Brian nodded reluctantly and walked with Price towards the computers in the main office. Colleagues stared at him. Whispered about him. Price stopped at the third computer and pointed his finger at the screen. DC Peters sat beside it. He fumbled around the keyboard and hit the space bar as Brian slumped forward against the desk.
“I just don’t get what could be more important than–”
“Just watch,” DC Peters said.
The date was marked in the bottom right corner of a video. 27/12/12. 1:34 a.m. A week before the murder. Brian sighed. Probably just another loose lead.
“Wait, I thought you said there was no CCTV coverage for this…”
He spotted a figure in the bottom of the screen with his hands in his pockets, scuffling around. A recognisable blue cap on his head. Adrian.
He picked himself up from the desk and shook his head at Price. “No, we know he’s just a pimp now. I got that from him. So if you’ll let me–”
When he turned his eyes back to the screen, he saw the black car, arriving in the distance. Adrian looked up at it.
“That’s…that’s the–”
“The car,” DC Peters finished. “But what’s more interesting is who gets out of it.”
Brian’s knees weakened when the man shut the door and walked towards Adrian. He looked over his shoulder and scratched the side of his head before shaking Adrian’s hand and giving him something. Then he looked over his shoulder again and walked towards the door on the left.
Brian was still. A fuzziness floated around his stomach. Price chewed at his chapped lip.
“Where did you…?”
“It just so happens that Foster Road isn’t the CCTV blind spot we thought it was after all. Have a look at this.” Price placed an A4 print in Brian’s hands. Brian’s eyes widened.

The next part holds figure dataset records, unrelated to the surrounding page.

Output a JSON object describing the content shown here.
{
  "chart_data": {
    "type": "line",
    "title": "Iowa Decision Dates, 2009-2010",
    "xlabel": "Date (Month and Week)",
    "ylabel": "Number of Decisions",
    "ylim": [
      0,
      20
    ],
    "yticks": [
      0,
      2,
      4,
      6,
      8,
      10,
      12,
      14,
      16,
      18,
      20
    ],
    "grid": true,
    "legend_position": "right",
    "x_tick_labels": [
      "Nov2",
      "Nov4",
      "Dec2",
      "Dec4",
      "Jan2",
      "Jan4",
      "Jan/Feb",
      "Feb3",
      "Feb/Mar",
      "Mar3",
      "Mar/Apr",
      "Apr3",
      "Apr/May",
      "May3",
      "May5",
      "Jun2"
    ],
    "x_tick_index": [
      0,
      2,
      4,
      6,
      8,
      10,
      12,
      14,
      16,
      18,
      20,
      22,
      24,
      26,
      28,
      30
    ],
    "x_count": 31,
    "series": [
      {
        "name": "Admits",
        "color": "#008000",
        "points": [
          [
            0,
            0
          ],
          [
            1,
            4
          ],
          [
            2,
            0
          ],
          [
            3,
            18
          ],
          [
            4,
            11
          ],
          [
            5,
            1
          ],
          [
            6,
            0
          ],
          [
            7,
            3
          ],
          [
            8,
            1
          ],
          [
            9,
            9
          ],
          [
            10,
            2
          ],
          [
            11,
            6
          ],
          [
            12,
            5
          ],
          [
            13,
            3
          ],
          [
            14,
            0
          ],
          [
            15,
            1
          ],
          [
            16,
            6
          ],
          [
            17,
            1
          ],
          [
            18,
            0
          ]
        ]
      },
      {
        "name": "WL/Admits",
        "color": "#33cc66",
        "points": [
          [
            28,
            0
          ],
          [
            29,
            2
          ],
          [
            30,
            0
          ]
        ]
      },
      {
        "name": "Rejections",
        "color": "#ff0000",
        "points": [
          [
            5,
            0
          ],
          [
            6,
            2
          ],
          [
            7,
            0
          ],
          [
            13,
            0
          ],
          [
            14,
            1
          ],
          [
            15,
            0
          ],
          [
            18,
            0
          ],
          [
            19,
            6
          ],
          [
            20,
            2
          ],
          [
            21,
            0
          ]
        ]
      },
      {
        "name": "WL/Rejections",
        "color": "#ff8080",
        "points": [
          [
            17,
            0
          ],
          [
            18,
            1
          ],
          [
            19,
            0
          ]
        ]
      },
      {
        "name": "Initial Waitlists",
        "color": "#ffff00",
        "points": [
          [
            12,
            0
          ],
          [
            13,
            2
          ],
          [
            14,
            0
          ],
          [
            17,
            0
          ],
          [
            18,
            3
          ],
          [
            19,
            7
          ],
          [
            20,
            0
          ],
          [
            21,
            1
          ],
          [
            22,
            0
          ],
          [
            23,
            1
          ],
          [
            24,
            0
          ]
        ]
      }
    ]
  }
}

“BetterLives shares an office building with the CCTV control for West Preston. It’s a private firm called CityWatch–basically, the council outsourcing so they can sit on their arses and get paid for doing nothing. And this photographic evidence also shows our friend from the Foster Road footage entering the CityWatch offices the morning after Nicola Watson’s murder.”